A Chemical Management system – integrated within an ERP like Microsoft Dynamics 365 platform – helps chemical companies with their SDS Management, Label Management and DEA controls in-line with transactions within the operational ERP system. An ideal solution can help with the following:

Regulatory Compliance

  • Helps chemical companies comply with regulatory standards and government policies such as OSHA, REACH, FDA, HIPAA, LCSA, DEA to reduce risks and improve safety.

Key Product Functions

  • Offers SDS Management, Label Management (incl. Private Labels) & DEA Management in one application.

Label Printing

  • An included Label Management function enables chemical companies to automatically print OSHA chemical labels according to the Globally Harmonized System (GHS) labeling standards.

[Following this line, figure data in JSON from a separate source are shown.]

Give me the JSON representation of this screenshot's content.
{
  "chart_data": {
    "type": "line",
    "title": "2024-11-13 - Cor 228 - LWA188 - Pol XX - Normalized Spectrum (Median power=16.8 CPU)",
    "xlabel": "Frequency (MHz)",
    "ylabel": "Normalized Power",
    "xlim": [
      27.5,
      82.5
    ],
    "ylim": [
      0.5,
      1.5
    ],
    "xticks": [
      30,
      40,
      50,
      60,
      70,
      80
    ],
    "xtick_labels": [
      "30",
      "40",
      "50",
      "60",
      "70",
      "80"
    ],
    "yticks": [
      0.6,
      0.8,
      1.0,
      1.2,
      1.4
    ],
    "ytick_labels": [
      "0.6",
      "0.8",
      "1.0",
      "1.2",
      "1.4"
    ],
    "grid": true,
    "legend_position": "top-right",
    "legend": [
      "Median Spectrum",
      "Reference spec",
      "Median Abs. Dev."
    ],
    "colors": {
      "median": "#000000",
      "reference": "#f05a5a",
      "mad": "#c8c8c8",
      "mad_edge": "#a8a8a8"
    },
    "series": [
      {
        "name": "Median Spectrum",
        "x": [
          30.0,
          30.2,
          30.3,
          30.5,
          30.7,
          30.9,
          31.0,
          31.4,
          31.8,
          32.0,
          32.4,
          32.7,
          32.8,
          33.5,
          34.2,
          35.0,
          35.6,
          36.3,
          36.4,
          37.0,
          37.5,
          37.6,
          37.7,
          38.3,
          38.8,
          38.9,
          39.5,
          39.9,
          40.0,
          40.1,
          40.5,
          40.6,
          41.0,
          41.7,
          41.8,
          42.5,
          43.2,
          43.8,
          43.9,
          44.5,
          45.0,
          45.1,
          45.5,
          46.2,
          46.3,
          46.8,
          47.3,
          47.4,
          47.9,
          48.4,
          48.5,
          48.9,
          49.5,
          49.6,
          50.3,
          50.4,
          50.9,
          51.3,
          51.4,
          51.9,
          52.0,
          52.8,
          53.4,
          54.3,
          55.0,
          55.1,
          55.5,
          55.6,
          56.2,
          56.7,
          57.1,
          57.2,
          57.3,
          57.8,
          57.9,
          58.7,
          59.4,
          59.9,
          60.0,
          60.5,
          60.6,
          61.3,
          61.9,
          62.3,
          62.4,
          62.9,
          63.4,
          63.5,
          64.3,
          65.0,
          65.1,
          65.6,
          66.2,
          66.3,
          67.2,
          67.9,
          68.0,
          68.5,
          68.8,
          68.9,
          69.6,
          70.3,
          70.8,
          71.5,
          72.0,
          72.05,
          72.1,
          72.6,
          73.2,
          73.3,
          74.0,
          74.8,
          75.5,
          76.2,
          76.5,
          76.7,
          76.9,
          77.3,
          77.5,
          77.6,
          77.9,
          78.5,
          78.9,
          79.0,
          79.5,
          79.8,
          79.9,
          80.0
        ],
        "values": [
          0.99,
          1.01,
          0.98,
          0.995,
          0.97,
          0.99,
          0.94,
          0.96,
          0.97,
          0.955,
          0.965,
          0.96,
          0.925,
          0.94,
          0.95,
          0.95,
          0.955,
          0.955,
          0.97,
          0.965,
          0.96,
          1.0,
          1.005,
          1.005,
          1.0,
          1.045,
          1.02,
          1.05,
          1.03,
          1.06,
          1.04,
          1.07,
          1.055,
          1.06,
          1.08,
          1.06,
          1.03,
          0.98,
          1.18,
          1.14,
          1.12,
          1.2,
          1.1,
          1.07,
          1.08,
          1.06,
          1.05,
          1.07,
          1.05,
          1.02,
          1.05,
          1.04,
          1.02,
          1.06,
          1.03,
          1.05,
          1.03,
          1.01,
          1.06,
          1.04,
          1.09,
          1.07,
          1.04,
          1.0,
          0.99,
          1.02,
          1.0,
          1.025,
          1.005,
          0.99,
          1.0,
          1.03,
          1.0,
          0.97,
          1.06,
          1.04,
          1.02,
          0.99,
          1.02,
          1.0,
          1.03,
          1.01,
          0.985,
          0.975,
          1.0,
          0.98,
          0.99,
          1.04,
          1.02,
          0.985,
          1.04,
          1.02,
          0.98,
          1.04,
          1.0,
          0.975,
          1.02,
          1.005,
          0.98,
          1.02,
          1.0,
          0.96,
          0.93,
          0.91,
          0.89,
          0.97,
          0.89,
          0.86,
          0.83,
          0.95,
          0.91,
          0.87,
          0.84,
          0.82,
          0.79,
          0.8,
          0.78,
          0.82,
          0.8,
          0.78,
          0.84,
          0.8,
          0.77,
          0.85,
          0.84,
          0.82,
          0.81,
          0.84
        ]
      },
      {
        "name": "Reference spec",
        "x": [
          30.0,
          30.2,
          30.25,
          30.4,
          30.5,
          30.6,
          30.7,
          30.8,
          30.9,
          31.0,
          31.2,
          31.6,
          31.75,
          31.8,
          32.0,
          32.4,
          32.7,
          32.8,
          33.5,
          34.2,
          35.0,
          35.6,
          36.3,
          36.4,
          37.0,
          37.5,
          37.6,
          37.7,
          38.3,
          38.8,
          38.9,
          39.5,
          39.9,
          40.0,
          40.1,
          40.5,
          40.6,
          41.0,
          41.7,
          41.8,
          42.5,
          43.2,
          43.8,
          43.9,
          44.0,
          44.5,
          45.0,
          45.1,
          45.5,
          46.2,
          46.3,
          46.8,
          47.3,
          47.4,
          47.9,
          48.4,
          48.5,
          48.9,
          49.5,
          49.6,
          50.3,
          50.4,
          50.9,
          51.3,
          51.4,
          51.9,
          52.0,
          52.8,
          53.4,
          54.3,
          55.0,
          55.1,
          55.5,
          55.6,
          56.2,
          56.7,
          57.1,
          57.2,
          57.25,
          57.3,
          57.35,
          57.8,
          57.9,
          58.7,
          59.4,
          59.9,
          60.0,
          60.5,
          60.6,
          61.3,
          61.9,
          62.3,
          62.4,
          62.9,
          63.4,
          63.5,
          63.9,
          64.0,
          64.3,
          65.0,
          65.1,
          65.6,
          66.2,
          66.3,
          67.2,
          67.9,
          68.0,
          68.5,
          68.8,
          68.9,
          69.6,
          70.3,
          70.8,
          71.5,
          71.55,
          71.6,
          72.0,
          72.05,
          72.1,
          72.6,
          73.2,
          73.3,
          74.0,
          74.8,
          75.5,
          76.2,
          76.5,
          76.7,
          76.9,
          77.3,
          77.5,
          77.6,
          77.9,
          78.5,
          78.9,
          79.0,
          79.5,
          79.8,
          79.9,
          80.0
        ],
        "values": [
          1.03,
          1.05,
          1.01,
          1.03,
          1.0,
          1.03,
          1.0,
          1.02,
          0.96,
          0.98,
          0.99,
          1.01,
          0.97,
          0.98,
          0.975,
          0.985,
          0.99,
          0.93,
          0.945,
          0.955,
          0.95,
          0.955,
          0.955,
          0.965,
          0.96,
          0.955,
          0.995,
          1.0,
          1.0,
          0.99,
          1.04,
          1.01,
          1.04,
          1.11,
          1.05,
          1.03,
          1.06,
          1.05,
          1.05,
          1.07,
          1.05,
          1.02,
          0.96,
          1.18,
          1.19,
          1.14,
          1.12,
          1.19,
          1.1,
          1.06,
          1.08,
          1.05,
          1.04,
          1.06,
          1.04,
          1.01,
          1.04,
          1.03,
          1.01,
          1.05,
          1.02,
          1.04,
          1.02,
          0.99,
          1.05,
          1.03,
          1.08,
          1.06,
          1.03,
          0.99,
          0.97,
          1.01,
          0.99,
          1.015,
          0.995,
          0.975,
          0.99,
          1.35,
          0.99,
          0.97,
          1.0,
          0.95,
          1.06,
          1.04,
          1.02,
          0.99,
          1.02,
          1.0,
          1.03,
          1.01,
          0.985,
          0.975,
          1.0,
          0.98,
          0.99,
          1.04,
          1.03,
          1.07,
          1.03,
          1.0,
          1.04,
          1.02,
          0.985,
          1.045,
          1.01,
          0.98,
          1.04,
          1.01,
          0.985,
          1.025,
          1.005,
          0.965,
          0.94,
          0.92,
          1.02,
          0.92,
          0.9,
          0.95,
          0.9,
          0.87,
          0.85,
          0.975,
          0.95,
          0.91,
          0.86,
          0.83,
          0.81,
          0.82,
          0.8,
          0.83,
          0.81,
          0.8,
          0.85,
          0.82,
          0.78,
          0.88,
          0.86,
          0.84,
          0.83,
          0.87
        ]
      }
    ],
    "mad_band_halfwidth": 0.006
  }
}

These labels can be embedded within the workflow of key operational transactions such as Production Orders, eliminating the need for manual intervention.

SDS Management

  • A SDS Management & Authoring system allows companies to maintain Safety Data Sheets (SDS).
  • Infrastructure to maintain all 16 sections of the safety data sheet – by country, language, major and minor versions.
  • Note that while an application provides the technology, workflows, and infrastructure to maintain chemical data and information, it is essential to verify the information and approve the information before generating the safety data sheet.

Key Takeaways

  • Chemical companies must accurately label chemicals in adherence to regulatory standards related to the storage, transportation, handling and disposal of hazardous materials and waste.
  • Ongoing training and proper labeling ensure chemical health and safety for the consumers and the companies handling hazardous chemicals.
  • Utilizing the right technology reduces input needed when generating labels and helps streamline the processes to ensure your organization remains compliant year after year.